Oil prices and demand: a broken relationship?

The International Energy Agency, the industrialised countries’ energy watchdog, on Friday said oil demand in 2008 will grow by 2.5 per cent to 88.2m barrels a day (the FT story is here) in spite of record high oil prices.

It also called for Opec to increase its output to avoid a tight oil market in the second quarter of the year. Oil prices, meanwhile, are rising.

The acceleration in demand growth of 1.5 per cent this year suggests that the traditional relationship between oil prices and demand is breaking apart. Or is it?

If you have asked the Energyfilter team five years ago what would happen with oil demand if prices averaged in any year $65 a barrel, the response would be: a sharp drop! For the record, Brent oil price averaged $66.1 a barrel in 2006 and so far this year the price average is $64.5 a barrel.

But prices still matter, although far less than they did in the 1980s and 1990s. Last year, the IEA also projected strong demand growth for 2007, only to be forced to cut that estimate as ongoing oil prices dent some of the consumption increase.
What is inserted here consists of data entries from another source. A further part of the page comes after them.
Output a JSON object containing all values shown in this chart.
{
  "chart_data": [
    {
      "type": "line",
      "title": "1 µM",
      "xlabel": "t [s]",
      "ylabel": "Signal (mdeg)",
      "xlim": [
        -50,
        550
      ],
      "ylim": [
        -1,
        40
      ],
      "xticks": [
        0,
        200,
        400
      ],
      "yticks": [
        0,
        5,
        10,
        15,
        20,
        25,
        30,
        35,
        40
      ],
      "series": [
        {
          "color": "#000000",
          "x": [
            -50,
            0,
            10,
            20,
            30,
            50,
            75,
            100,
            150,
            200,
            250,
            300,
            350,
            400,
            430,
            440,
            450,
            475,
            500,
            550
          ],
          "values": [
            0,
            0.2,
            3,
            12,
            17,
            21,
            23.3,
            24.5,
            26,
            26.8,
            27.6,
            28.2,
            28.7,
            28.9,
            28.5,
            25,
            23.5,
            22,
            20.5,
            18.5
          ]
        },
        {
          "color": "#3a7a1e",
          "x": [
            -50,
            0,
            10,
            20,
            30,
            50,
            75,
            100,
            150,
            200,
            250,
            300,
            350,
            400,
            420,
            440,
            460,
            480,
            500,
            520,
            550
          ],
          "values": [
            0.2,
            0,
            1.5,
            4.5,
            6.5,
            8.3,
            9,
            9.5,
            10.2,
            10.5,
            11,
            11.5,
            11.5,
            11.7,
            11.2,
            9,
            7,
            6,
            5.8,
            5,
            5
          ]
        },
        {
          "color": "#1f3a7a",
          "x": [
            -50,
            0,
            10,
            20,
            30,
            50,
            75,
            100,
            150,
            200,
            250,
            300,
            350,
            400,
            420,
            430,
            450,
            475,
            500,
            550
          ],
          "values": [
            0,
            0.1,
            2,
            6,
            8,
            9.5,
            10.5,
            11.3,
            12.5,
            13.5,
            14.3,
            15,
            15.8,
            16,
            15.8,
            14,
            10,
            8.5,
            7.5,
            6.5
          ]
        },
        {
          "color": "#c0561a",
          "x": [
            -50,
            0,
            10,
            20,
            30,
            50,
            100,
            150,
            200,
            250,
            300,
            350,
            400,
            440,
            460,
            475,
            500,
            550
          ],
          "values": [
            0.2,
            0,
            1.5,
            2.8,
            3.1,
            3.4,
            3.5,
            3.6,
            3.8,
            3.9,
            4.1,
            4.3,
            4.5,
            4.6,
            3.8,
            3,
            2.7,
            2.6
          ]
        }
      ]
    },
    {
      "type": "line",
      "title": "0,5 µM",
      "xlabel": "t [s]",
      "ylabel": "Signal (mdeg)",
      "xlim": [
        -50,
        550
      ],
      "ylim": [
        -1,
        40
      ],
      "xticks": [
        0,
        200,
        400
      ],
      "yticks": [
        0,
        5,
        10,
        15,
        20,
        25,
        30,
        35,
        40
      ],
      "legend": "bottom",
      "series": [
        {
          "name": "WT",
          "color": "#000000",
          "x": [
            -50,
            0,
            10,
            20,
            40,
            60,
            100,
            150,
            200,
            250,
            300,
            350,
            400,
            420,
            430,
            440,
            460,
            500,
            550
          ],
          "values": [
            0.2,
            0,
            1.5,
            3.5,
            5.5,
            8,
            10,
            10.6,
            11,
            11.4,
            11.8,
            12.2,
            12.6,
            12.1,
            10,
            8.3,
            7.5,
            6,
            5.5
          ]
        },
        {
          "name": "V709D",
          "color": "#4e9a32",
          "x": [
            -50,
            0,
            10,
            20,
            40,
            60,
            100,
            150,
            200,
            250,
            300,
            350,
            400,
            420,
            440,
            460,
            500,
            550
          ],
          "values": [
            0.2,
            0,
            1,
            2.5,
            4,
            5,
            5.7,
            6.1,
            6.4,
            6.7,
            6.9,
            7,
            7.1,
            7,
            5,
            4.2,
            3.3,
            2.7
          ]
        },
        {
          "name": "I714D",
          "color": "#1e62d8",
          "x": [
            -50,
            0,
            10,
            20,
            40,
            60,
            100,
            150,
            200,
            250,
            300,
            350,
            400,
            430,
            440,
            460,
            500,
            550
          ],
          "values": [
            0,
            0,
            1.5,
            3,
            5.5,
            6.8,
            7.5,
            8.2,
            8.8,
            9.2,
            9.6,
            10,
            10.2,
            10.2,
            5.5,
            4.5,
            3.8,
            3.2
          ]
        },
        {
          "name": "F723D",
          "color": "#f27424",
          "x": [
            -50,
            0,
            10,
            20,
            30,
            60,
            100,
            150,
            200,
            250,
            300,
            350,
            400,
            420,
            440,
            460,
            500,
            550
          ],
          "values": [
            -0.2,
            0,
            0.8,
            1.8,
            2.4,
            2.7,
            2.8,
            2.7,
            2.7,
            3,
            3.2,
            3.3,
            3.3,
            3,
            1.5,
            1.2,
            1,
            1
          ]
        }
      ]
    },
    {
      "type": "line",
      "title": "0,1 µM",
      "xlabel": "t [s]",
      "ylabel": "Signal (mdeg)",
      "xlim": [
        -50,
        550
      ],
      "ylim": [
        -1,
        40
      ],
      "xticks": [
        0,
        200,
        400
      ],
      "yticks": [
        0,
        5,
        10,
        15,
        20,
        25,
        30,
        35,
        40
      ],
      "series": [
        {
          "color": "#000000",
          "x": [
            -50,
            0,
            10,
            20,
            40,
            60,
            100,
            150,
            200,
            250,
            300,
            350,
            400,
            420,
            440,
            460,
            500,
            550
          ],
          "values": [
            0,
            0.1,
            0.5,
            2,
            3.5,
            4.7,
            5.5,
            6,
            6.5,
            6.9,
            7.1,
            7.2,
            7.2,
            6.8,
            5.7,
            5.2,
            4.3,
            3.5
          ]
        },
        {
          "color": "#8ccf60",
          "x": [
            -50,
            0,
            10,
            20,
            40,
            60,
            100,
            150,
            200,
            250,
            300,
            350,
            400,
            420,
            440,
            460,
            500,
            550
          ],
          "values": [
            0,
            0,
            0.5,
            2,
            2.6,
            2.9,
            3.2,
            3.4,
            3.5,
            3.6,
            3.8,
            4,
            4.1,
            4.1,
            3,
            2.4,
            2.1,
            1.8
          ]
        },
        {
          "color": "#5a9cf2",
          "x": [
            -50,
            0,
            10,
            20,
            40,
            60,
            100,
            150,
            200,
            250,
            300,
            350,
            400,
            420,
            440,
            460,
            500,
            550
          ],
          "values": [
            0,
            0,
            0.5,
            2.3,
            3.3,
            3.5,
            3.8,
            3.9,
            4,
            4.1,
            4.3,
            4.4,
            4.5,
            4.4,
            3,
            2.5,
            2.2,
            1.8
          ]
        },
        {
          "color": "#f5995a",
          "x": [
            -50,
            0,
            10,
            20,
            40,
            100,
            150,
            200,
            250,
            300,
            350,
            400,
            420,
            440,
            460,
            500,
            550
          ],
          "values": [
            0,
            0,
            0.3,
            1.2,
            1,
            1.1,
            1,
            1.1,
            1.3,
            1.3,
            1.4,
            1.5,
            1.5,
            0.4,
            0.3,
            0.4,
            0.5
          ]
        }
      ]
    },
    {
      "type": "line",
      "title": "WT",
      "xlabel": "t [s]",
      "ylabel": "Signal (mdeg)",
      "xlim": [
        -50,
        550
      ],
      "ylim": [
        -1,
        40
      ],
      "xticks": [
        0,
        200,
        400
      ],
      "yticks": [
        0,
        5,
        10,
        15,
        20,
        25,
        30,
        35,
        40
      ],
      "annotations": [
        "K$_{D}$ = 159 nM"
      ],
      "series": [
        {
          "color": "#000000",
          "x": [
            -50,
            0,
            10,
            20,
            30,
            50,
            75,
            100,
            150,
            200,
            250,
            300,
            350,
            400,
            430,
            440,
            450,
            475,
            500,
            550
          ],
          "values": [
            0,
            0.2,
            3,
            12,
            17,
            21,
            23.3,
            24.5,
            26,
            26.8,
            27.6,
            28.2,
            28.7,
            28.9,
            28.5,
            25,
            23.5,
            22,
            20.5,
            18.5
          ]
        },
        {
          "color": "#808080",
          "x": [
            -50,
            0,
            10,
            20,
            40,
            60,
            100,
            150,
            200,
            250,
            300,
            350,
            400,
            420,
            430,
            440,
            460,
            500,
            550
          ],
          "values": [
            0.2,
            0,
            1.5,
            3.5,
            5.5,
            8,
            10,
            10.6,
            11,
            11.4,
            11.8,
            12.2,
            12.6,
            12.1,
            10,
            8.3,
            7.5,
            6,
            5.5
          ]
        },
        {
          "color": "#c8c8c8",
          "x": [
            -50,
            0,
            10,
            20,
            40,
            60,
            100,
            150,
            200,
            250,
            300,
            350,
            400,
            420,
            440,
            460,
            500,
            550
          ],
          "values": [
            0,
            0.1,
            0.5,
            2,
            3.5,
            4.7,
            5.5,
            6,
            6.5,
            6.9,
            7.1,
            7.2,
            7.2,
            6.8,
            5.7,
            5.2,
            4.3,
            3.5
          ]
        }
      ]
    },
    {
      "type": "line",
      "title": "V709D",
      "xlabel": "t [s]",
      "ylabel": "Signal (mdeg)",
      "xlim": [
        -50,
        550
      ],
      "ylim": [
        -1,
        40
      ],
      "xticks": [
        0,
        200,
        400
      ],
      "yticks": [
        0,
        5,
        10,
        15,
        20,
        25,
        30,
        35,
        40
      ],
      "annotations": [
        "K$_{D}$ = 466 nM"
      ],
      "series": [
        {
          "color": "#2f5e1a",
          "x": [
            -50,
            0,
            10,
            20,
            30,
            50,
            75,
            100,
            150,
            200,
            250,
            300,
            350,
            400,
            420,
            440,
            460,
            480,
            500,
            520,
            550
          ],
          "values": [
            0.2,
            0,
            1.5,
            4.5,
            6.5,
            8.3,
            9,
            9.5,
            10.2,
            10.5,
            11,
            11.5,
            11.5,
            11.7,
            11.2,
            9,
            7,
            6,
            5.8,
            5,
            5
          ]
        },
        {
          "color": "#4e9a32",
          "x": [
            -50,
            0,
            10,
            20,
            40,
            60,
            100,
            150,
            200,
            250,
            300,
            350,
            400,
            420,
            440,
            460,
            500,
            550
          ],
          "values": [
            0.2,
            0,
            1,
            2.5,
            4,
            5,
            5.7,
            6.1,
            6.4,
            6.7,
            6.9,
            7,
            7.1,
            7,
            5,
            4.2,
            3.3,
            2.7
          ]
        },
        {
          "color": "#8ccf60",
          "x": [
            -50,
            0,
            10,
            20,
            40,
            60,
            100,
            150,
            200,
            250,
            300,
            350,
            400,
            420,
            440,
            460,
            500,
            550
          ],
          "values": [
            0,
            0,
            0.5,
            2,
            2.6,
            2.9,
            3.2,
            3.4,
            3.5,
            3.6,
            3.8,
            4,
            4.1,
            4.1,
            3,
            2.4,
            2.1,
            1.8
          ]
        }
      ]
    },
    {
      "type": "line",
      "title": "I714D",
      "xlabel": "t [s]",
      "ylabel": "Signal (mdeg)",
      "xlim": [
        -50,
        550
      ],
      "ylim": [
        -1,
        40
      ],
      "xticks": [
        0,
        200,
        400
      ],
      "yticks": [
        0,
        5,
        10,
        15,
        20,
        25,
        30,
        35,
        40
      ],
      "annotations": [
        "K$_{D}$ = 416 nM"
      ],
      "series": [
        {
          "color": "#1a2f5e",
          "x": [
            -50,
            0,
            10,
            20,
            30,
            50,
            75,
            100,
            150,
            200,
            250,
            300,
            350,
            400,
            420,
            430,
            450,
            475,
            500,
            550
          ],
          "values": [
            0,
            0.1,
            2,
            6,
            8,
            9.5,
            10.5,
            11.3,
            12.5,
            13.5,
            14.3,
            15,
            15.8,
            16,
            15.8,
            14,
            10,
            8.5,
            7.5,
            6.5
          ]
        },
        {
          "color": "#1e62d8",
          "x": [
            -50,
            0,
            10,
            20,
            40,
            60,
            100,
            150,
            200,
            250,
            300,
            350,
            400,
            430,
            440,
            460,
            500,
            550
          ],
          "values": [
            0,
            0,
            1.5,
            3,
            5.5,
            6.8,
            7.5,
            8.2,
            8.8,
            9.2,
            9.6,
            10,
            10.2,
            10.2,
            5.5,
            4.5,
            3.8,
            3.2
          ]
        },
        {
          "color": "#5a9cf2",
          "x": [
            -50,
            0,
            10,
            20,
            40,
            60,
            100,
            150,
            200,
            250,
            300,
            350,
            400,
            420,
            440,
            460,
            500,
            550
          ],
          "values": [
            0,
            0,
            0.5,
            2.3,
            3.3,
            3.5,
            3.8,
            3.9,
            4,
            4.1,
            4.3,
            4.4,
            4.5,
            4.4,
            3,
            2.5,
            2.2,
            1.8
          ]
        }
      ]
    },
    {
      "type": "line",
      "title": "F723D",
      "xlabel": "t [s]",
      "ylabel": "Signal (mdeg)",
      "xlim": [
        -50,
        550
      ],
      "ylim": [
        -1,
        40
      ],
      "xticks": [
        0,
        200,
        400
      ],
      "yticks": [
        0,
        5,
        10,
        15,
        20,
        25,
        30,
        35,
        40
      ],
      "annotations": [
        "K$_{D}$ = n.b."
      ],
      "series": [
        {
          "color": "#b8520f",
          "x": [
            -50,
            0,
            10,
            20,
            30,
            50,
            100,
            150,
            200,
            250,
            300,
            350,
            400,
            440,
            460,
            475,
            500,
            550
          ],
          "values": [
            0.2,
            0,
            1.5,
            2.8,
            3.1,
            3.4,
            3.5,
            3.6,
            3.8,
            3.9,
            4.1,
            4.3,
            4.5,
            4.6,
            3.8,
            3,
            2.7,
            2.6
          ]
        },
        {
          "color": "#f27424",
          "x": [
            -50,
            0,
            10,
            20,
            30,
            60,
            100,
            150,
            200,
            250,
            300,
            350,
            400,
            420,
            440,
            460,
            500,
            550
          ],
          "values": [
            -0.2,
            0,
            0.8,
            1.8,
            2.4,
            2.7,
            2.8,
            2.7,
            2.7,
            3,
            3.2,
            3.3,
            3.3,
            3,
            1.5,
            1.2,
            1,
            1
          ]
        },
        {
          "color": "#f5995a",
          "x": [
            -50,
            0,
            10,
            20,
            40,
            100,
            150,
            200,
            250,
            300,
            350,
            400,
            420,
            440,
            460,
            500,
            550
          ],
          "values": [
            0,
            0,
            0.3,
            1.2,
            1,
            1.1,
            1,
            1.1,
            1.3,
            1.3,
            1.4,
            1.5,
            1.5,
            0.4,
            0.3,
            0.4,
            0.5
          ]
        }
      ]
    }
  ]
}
That transformed a forecast published just a year ago for oil demand growth in 2007 of 1.8 per cent to another now of 1.5 per cent. Still, that is peanuts if you think about how tight supply is.

This year’s oil price-induced slowdown in demand growth looks small. And with an initial projection of 2.2 per cent increase for 2008, everything is in place for a strong growth next year - whether or not the current price spike is sustained.

Indeed, if the IEA numbers hold, next year would register the steepest oil consumption increase since 2004.

Developing countries such as China or India are responsible for much of the fracturing relationship between oil prices and demand growth. Almost two-thirds of the global demand increase in 2008 will come from non-OECD countries, driven by buoyant demand in China (an increase of 6.1 per cent) and the Middle East (4.5 per cent).

The good news for consuming nations are that "both in terms of spare upstream capacity and refinery flexibility, 2008 looks at this stage to be slightly more comfortable than 2006 and 2007," according to the IEA.